EconomyEurope

‘Corruption fanning eurozone debt crisis’

A top anti-graft organization has warned that the eurozone debt crisis would further deteriorate due to climbing corruption in some European countries such as Greece and Italy.

The Berlin-based Transparency International (TI) issued the warning on Thursday after the crisis-hit EU countries were placed in a list of nations considered as the most sleaze-ridden, AFP reported.

The anti-graft watchdog added that the economic problem in the eurozone area was “partly because of public authorities’ failure to tackle bribery and tax evasion that are key drivers of the debt crisis.”

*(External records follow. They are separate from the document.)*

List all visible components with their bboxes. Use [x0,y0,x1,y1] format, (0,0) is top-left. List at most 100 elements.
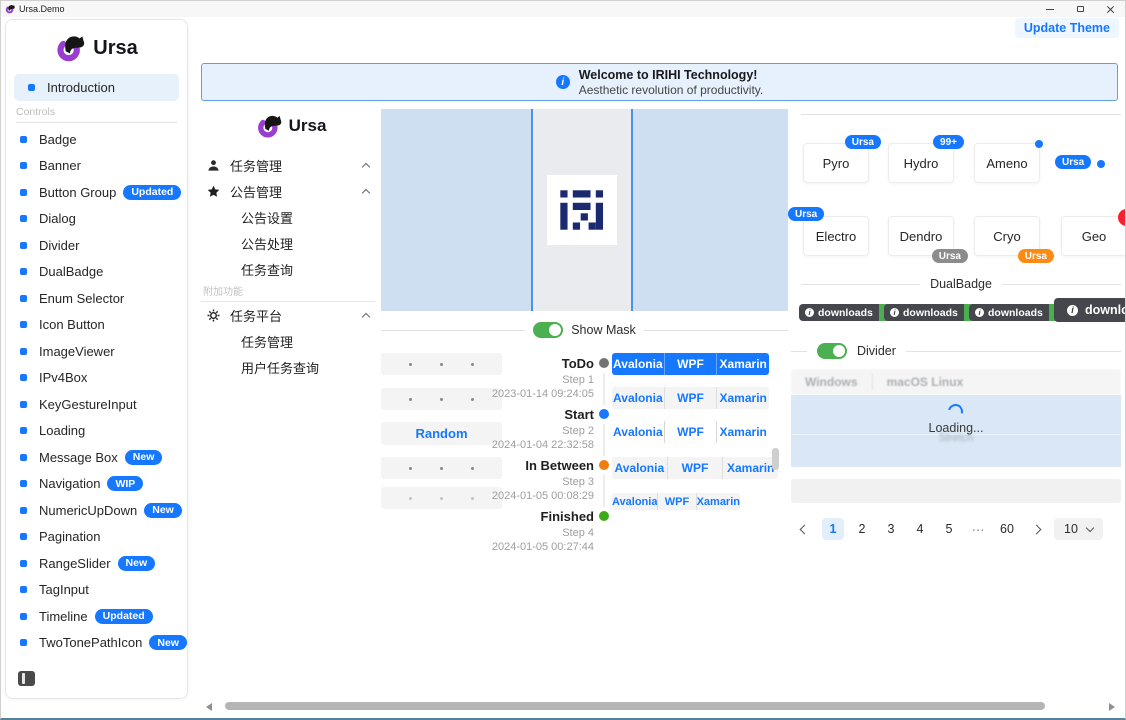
next-page-button[interactable] [1025,518,1047,540]
dot-badge [1035,140,1043,148]
sidebar-item-label: DualBadge [39,264,103,279]
sidebar-item-enum-selector[interactable]: Enum Selector [6,285,187,312]
sidebar-item-divider[interactable]: Divider [6,232,187,259]
page-size-value: 10 [1064,522,1078,536]
menu-item-label: 用户任务查询 [241,358,319,377]
dot-badge [1097,160,1105,168]
xamarin-button[interactable]: Xamarin [716,421,769,443]
page-button-60[interactable]: 60 [996,518,1018,540]
sidebar-item-numericupdown[interactable]: NumericUpDownNew [6,497,187,524]
page-ellipsis[interactable]: ⋯ [967,518,989,540]
sidebar-item-label: Divider [39,238,79,253]
page-button-5[interactable]: 5 [938,518,960,540]
wpf-button[interactable]: WPF [664,421,717,443]
menu-list: 任务管理 公告管理 公告设置 公告处理 任务查询 附加功能 任务平台 任务管理 … [201,152,381,380]
menu-group-task-management[interactable]: 任务管理 [201,152,381,178]
timeline-entry: Finished Step 4 2024-01-05 00:27:44 [469,509,594,553]
prev-page-button[interactable] [793,518,815,540]
divider-line [801,114,1121,115]
timeline-time: 2024-01-04 22:32:58 [469,439,594,451]
xamarin-button[interactable]: Xamarin [722,457,778,479]
vertical-scrollbar-thumb[interactable] [772,448,779,470]
sidebar-item-label: Message Box [39,450,118,465]
sidebar-item-keygestureinput[interactable]: KeyGestureInput [6,391,187,418]
menu-item-announcement-settings[interactable]: 公告设置 [201,204,381,230]
show-mask-row: Show Mask [381,322,788,338]
sidebar-item-introduction[interactable]: Introduction [14,74,179,101]
sidebar-item-label: ImageViewer [39,344,115,359]
sidebar-item-twotonepathicon[interactable]: TwoTonePathIconNew [6,630,187,657]
scroll-right-arrow-icon[interactable] [1109,703,1115,711]
timeline-entry: Start Step 2 2024-01-04 22:32:58 [469,407,594,451]
sidebar-item-loading[interactable]: Loading [6,418,187,445]
minimize-button[interactable] [1035,1,1065,17]
button-group-large: Avalonia WPF Xamarin [612,457,778,479]
avalonia-button[interactable]: Avalonia [612,387,664,409]
sidebar-item-message-box[interactable]: Message BoxNew [6,444,187,471]
xamarin-button[interactable]: Xamarin [716,387,769,409]
image-viewer[interactable] [381,109,788,311]
close-button[interactable] [1095,1,1125,17]
sidebar-item-dualbadge[interactable]: DualBadge [6,259,187,286]
show-mask-toggle[interactable] [533,322,563,338]
xamarin-button[interactable]: Xamarin [716,353,769,375]
avalonia-button[interactable]: Avalonia [612,457,667,479]
sidebar-item-taginput[interactable]: TagInput [6,577,187,604]
timeline-title: ToDo [469,356,594,371]
sidebar-item-banner[interactable]: Banner [6,153,187,180]
banner-text: Welcome to IRIHI Technology! Aesthetic r… [579,68,764,97]
sidebar-item-icon-button[interactable]: Icon Button [6,312,187,339]
wpf-button[interactable]: WPF [664,353,717,375]
sidebar-item-ipv4box[interactable]: IPv4Box [6,365,187,392]
sidebar-item-button-group[interactable]: Button GroupUpdated [6,179,187,206]
timeline-connector [603,373,605,405]
star-icon [207,185,220,198]
avalonia-button[interactable]: Avalonia [612,421,664,443]
page-button-3[interactable]: 3 [880,518,902,540]
page-button-1[interactable]: 1 [822,518,844,540]
sidebar-item-rangeslider[interactable]: RangeSliderNew [6,550,187,577]
menu-item-announcement-handling[interactable]: 公告处理 [201,230,381,256]
chevron-up-icon [362,313,370,321]
status-badge: Updated [123,185,181,200]
ursa-logo-icon [256,113,282,139]
timeline-entry: ToDo Step 1 2023-01-14 09:24:05 [469,356,594,400]
menu-item-task-query[interactable]: 任务查询 [201,256,381,282]
sidebar-item-label: Pagination [39,529,100,544]
dualbadge-left: idownloads [969,304,1049,321]
ursa-badge-orange: Ursa [1018,249,1054,263]
maximize-button[interactable] [1065,1,1095,17]
menu-item-task-management[interactable]: 任务管理 [201,328,381,354]
sidebar-item-label: Icon Button [39,317,105,332]
avalonia-button[interactable]: Avalonia [612,493,657,510]
sidebar-item-badge[interactable]: Badge [6,126,187,153]
scroll-left-arrow-icon[interactable] [206,703,212,711]
menu-group-task-platform[interactable]: 任务平台 [201,302,381,328]
sidebar-item-label: TagInput [39,582,89,597]
wpf-button[interactable]: WPF [664,387,717,409]
info-icon: i [975,308,984,317]
page-button-4[interactable]: 4 [909,518,931,540]
wpf-button[interactable]: WPF [657,493,695,510]
menu-item-user-task-query[interactable]: 用户任务查询 [201,354,381,380]
page-size-select[interactable]: 10 [1054,518,1103,540]
close-icon [1106,5,1115,14]
wpf-button[interactable]: WPF [667,457,723,479]
sidebar-item-navigation[interactable]: NavigationWIP [6,471,187,498]
update-theme-button[interactable]: Update Theme [1015,18,1119,38]
xamarin-button[interactable]: Xamarin [696,493,740,510]
menu-group-announcement[interactable]: 公告管理 [201,178,381,204]
sidebar-item-imageviewer[interactable]: ImageViewer [6,338,187,365]
loading-text: Loading... [791,421,1121,435]
page-button-2[interactable]: 2 [851,518,873,540]
sidebar-item-pagination[interactable]: Pagination [6,524,187,551]
divider-toggle[interactable] [817,343,847,359]
sidebar-item-dialog[interactable]: Dialog [6,206,187,233]
sidebar-item-label: Banner [39,158,81,173]
sidebar-item-label: Enum Selector [39,291,124,306]
sidebar-collapse-icon[interactable] [18,671,35,686]
avalonia-button[interactable]: Avalonia [612,353,664,375]
banner-title: Welcome to IRIHI Technology! [579,68,764,82]
horizontal-scrollbar-thumb[interactable] [225,702,1045,710]
sidebar-item-timeline[interactable]: TimelineUpdated [6,603,187,630]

Italy and Greece rank 69th and 80th, respectively, among over 180 countries in Transparency International’s Corruption Perceptions Index for 2011.

The index scores 182 countries and territories from zero (highly corrupt) to 10 (very clean), based on data from 17 surveys that study factors such as enforcement of anti-corruption laws, access to information, as well as conflicts of interest.

The eurozone dilemma “reflects poor financial management, lack of transparency and mismanagement of public funds” in the area, said TI’s research director Robin Hodess.

“There is a strong link between poor performance in terms of perceptions of corruption and broader issues around economic governance,” added Hodess.

The TI official urged Italy and Greece to do “much more” in fighting corruption because “people feel the pinch at all levels” when the graft is widespread.